Alguns dos principais interlocutores de Temer fizeram fortes críticas à peça publicitária, zombando do fato de que não houve sequer a autocrítica prometida. Além disso, ponderaram que o chamado “presidencialismo de cooptação”, como foi chamado o modelo atual no vídeo, foi inaugurado nos governos de Fernando Henrique Cardoso, em decorrência das operações para criar a reeleição.

Aloysio Nunes e Imbassahy almoçaram com Temer em seu gabinete, no terceiro andar do Planalto, encontro do qual também participou o ministro Moreira Franco (Secretaria Geral). O clima, segundo os presentes, foi de “extrema irritação” com a postura “autoritária” de Tasso. Eles defendem que senador Aécio volte ao comando do partido, mesmo que de forma temporária, para acalmar os ânimos. Em seguida, antes de haver eleições, assumiria um dos vicepresidentes da legenda.
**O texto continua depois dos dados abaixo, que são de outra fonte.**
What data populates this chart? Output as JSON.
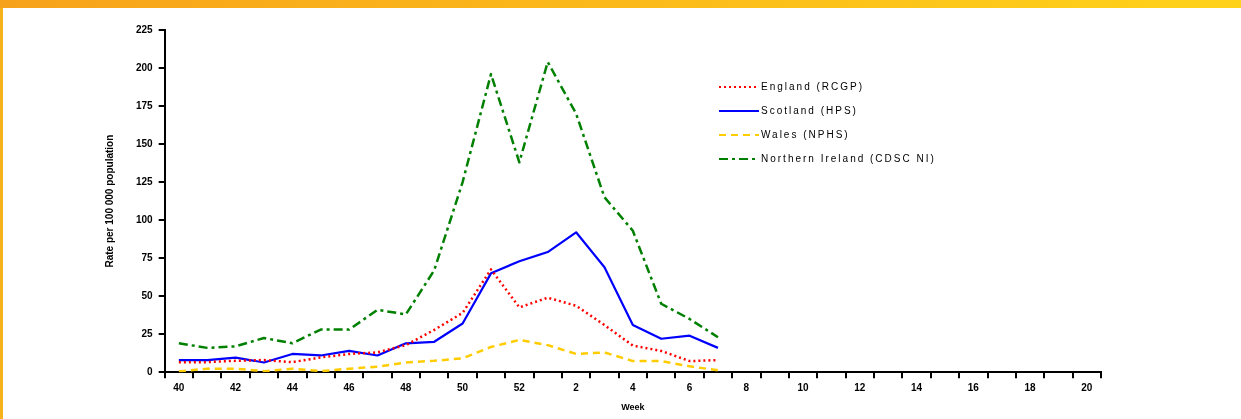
{
  "chart_data": {
    "type": "line",
    "xlabel": "Week",
    "ylabel": "Rate per 100 000 population",
    "categories": [
      "40",
      null,
      "42",
      null,
      "44",
      null,
      "46",
      null,
      "48",
      null,
      "50",
      null,
      "52",
      null,
      "2",
      null,
      "4",
      null,
      "6",
      null,
      "8",
      null,
      "10",
      null,
      "12",
      null,
      "14",
      null,
      "16",
      null,
      "18",
      null,
      "20"
    ],
    "series": [
      {
        "name": "England (RCGP)",
        "color": "#ff0000",
        "line_style": "dotted",
        "values": [
          6.6,
          6.6,
          7.5,
          8,
          6.6,
          9.7,
          12,
          13,
          17.8,
          27.8,
          39,
          67.6,
          42.6,
          49,
          43.7,
          31,
          17.5,
          14,
          7.3,
          8,
          null,
          null,
          null,
          null,
          null,
          null,
          null,
          null,
          null,
          null,
          null,
          null,
          null
        ]
      },
      {
        "name": "Scotland (HPS)",
        "color": "#0000ff",
        "line_style": "solid",
        "values": [
          8,
          8,
          9.6,
          6.4,
          12,
          11,
          14,
          11,
          19,
          20,
          32,
          65,
          73,
          79,
          92,
          69,
          31,
          22,
          24,
          16,
          null,
          null,
          null,
          null,
          null,
          null,
          null,
          null,
          null,
          null,
          null,
          null,
          null
        ]
      },
      {
        "name": "Wales (NPHS)",
        "color": "#ffcc00",
        "line_style": "dashed",
        "values": [
          0.5,
          2.3,
          2.3,
          0.7,
          2.3,
          0.7,
          2.3,
          3.6,
          6.4,
          7.5,
          9.1,
          16.6,
          21.2,
          17.8,
          12,
          13,
          7.3,
          7.3,
          3.9,
          1.2,
          null,
          null,
          null,
          null,
          null,
          null,
          null,
          null,
          null,
          null,
          null,
          null,
          null
        ]
      },
      {
        "name": "Northern Ireland (CDSC NI)",
        "color": "#008000",
        "line_style": "dashdot",
        "values": [
          19,
          16,
          17,
          22.5,
          19,
          28,
          28,
          41,
          38,
          67,
          125,
          196,
          138,
          204,
          170,
          115,
          93,
          45,
          35,
          23,
          null,
          null,
          null,
          null,
          null,
          null,
          null,
          null,
          null,
          null,
          null,
          null,
          null
        ]
      }
    ],
    "ylim": [
      0,
      225
    ],
    "yticks": [
      0,
      25,
      50,
      75,
      100,
      125,
      150,
      175,
      200,
      225
    ],
    "grid": false,
    "legend": "top right",
    "marker": "none"
  }
}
Foi um aceno aos cabeças pretas (ala jovem do partido), mas a votação da denúncia mostrou uma maioria favorável a Temer, e é para ela que o partido deve acenar. O PSDB voltou várias casas com esse programa — disse um dirigente tucano.

Uma fonte governista contou que foi positiva, no Palácio, a repercussão das críticas feitas pelos ministros ao programa. Imbassahy, Aloysio e o ministro Bruno Araújo conversaram ontem para criar uma linha comum no discurso que fariam.

Em público, ao menos, o centrão tenta pôr água na fervura.

Sou contra que o PSDB saia do governo, a gente precisa do partido para aprovar as reformas. O governo tem que ter muita calma para não participar dessa briga interna. Temos que botar panos quentes, tentar ajudar — pondera o deputado Beto Mansur (PRB-SP).